A new theoretical approach to quantum computing hardware has been proposed that could potentially revolutionize the field. The approach circumvents many of the problematic complexities found in current quantum computers and instead implements an algorithm in natural quantum interactions to process a variety of real-world problems faster than classical computers or conventional gate-based quantum computers can.
Natural Quantum Interactions
The Los Alamos National Laboratory team behind the approach has found that natural systems, such as the electronic spins of defects in diamonds, have precisely the type of interactions needed for their computation process. This eliminates many of the challenging requirements for quantum hardware, according to Nikolai Sinitsyn, a theoretical physicist at Los Alamos National Laboratory and co-author of the paper on the approach.
Simple Magnetic Field
The new strategy uses a simple magnetic field to rotate the qubits, such as the spins of electrons, in a natural system. Instead of setting up a complex system of logic gates among a number of qubits that must all share quantum entanglement, the precise evolution of the spin states is all that is needed to implement the algorithm. Sinitsyn said the approach could be used to solve many practical problems proposed for quantum computers.
The team proved that such operations can be made fast and that their approach is topologically protected. That is, it is robust against many errors in the precision of the control fields and other physical parameters even without quantum error correction. This is a significant step forward in quantum computing, as entanglement breaks down in a process known as decoherence, as the entangled qubits begin to interact with the world outside the quantum system of the computer, introducing errors. That happens quickly, limiting the computation time. True error correction has not yet been implemented on quantum hardware.
The Los Alamos team’s theoretical paper showed how the approach could solve a number-partitioning problem using Grover’s algorithm faster than existing quantum computers. Grover’s algorithm allows unstructured searches of large data sets that gobble up conventional computing resources. For instance, Grover’s algorithm can be used to divvy up the runtime for tasks equally between two computers, so they finish at the same time, along with other practical jobs. The algorithm is well-suited to idealized, error-corrected quantum computers, although it is difficult to implement on today’s error-prone machines.
Collaboration with Experimental Physicists
The team hopes to collaborate with experimental physicists at Los Alamos to demonstrate their approach using ultracold atoms. Modern technologies in ultracold atoms are sufficiently advanced to demonstrate such computations with about 40 to 60 qubits, which is enough to solve many problems not currently accessible by classical, or binary, computation. A qubit is the basic unit of quantum information, analogous to a bit in familiar classical computing.
Quantum computing remains a nascent field handicapped by the difficulty of connecting qubits in long strings of logic gates and maintaining the quantum entanglement required for computation. The new approach relies on natural rather than induced entanglement, so it requires fewer connections among qubits. That reduces the impact of decoherence. Thus, the qubits live for relatively a long time, according to Sinitsyn.

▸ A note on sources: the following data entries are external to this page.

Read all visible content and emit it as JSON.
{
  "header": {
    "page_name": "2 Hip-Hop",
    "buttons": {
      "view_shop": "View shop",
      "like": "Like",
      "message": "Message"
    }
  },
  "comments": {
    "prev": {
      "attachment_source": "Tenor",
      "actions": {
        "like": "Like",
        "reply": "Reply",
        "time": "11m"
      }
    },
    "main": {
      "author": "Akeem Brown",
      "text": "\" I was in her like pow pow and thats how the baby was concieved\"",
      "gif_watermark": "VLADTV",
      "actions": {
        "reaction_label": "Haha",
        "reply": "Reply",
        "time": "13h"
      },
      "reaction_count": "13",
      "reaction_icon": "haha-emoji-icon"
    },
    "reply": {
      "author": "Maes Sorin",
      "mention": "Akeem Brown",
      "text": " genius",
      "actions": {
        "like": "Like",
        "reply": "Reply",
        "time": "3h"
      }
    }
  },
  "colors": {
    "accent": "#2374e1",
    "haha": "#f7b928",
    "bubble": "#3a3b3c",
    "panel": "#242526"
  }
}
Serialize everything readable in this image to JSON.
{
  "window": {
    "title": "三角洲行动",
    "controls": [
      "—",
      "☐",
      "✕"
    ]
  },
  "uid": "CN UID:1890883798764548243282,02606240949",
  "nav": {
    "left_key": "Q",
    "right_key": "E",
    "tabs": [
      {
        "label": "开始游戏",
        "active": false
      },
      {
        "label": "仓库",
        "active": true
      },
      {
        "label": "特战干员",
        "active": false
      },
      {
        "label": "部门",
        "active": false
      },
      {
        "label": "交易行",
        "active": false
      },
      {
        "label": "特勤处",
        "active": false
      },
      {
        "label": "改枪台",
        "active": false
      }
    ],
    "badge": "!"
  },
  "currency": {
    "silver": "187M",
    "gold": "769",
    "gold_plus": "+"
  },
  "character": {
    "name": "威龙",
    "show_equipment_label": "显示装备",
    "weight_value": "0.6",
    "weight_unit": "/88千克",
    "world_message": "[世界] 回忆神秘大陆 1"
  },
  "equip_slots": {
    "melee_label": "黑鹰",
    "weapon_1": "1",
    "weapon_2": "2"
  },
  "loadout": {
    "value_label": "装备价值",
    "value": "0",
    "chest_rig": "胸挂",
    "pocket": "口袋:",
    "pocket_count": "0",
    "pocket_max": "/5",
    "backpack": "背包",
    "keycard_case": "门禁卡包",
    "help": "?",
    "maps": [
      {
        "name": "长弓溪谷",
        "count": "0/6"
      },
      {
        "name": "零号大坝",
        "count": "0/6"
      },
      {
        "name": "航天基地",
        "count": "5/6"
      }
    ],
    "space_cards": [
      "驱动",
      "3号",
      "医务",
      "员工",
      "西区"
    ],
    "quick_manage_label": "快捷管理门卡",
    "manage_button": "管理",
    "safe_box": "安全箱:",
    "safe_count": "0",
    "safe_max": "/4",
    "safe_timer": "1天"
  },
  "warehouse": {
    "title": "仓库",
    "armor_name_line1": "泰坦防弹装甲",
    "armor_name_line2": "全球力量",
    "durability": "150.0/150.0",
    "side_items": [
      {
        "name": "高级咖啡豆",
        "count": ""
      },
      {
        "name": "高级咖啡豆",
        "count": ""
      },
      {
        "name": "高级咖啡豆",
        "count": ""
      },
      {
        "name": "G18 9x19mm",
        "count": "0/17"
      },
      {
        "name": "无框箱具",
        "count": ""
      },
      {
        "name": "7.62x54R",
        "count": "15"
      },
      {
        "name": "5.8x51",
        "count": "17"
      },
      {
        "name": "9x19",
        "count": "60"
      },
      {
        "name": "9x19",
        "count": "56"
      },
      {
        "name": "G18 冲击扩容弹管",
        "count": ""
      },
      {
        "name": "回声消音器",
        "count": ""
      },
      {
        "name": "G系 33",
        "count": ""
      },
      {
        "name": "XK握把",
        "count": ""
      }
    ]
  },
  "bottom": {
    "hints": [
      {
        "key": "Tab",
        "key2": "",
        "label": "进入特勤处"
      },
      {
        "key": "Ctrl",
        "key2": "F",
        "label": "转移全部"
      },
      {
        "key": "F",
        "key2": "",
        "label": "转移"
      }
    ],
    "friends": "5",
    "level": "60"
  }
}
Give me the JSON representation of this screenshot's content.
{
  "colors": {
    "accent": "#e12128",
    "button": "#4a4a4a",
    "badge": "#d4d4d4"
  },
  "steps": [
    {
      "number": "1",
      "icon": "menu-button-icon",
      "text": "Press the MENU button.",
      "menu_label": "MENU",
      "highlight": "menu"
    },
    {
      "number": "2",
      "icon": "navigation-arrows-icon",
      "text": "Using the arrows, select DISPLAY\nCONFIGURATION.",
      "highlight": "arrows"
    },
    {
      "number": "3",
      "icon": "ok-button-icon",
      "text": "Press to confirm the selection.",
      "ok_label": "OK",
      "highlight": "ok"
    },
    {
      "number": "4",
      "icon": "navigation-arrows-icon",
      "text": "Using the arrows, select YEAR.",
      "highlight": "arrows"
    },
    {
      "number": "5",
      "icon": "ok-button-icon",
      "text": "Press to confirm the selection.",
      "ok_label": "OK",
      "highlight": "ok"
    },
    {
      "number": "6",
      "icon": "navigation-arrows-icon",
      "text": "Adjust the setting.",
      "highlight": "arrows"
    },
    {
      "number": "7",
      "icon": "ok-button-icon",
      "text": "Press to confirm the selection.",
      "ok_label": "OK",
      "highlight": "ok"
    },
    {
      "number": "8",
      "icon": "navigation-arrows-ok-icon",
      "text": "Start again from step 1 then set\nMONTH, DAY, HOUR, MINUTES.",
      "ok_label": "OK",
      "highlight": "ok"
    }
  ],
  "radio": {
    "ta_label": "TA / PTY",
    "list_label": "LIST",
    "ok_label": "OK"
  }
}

The new quantum computing paradigm proposed by the Los Alamos National Laboratory team is a significant step forward in quantum computing. It eliminates many of the problematic complexities found in current quantum computers and instead implements an algorithm in natural quantum interactions to process a variety of real-world problems faster than classical computers or conventional gate-based quantum computers can. The approach could be used to solve many practical problems proposed for quantum computers, and the team hopes to collaborate with experimental physicists to demonstrate their approach using ultracold atoms.